This. Is. What. We. Do.
That’s the best advice I ever received. It came as parenting advice eight years ago when I was reeling from the reality of what having a new baby really felt like. The hormone happy haze was gone and I was caught in the past of how life used to be and fixated on the future of what I hoped it would be like again. Neither fantasy proved helpful as I coped with sleepless nights and the loss of any shred of control over my life.
My friend told me to just repeat the phrase, “This is what we do.” Over and over. Nearly nine years later, I have found that this advice has stuck with me and I use it on almost a daily basis.
For it to work, you need to use it in the exact right way. You cannot change the words. You cannot add words. It’s like this for a reason.
This. “This” is vague on purpose. “This” seems entirely normal and natural…everyone does “this.” The word “this” keeps the situation at an arms distance and helps create some breathing room.
Is. “Is” is right now. It’s not what we used to do. It’s not what we are going to do. This IS what we do. Today.
What. We need an adverb here. What else would you put in there? It’s definitely not a “This is how we do it” situation. I don’t have any major feelings about this word, other than it needs to be there.
We. The word “we” is very important, even if the situation is just about you. We is an implied group. “We” means we are all in this together. I don’t care if you don’t know who “we” actually is. It doesn’t work if you say “This is what I do.” Nope. You need an implied sense of community here. You are not alone, this is totally normal, “we” do this all the time.

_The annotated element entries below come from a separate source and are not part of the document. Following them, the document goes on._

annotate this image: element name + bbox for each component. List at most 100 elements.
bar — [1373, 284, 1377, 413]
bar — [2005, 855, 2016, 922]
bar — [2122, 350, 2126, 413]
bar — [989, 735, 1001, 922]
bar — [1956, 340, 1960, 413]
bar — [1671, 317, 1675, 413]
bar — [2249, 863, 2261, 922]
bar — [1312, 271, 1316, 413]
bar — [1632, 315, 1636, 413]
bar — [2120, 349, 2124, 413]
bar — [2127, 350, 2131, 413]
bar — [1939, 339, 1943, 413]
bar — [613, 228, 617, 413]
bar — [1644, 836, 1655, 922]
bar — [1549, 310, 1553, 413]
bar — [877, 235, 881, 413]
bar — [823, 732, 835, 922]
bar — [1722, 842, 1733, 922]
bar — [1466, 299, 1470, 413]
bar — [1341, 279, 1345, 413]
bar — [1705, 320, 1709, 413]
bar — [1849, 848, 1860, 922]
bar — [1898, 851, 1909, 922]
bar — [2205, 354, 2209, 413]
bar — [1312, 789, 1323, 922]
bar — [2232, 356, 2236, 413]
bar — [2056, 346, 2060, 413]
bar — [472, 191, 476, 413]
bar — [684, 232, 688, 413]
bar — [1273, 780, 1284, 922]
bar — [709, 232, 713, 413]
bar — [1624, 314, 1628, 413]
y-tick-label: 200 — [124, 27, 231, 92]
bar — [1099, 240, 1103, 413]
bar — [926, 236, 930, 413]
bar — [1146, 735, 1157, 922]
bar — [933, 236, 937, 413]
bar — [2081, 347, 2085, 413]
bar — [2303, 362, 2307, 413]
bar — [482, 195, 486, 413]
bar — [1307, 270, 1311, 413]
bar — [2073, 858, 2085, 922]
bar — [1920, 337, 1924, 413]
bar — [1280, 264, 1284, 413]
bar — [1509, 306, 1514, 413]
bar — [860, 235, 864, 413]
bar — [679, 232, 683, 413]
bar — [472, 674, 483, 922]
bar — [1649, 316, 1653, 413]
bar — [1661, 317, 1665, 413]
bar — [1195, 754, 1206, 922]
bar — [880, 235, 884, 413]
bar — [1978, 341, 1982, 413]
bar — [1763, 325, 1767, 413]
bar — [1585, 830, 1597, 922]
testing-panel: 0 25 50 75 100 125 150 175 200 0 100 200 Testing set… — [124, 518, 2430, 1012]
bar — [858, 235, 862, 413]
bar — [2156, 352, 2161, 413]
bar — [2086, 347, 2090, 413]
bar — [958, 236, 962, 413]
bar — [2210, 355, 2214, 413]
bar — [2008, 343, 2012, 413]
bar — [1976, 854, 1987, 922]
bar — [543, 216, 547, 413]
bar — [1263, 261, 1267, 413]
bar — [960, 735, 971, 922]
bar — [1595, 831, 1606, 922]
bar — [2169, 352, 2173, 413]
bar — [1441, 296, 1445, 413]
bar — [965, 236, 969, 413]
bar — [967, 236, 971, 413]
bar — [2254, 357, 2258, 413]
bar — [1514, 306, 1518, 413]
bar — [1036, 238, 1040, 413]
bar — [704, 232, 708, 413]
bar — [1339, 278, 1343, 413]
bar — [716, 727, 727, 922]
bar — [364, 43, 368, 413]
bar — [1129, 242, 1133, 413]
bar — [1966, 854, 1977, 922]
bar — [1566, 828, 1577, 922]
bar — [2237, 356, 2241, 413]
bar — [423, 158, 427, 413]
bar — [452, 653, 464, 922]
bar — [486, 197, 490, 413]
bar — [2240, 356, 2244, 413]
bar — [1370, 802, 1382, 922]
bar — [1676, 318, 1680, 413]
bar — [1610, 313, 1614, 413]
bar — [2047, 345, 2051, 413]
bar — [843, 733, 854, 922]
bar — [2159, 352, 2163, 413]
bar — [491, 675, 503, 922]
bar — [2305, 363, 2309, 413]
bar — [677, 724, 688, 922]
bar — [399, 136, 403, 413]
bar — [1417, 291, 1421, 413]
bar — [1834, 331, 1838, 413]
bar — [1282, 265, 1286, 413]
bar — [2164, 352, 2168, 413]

Do. Yep, we do this. We do this and we move on. We might do it again, and again…it might last for years. But that’s ok. This is what we do. We won’t do it forever. But right now, we do this. And that’s ok.
This is the magical phrase, friends. Try it out the next time you are starting to feel overwhelmed. I kid you not, I think I use this every day. My first memory of using this phrase was when I was nursing my oldest in the middle of the night. I was so tired. I was so mad that I couldn’t sleep. So I tipped my head back, closed my eyes and just started repeating it to myself. It was zen in five words and has continued to bring me peace no matter the situation. Starting a new job, selling a house, muddy floors and a skunky dog. I have yet to find a situation where it doesn’t work.
This is what we do. And everything will be alright.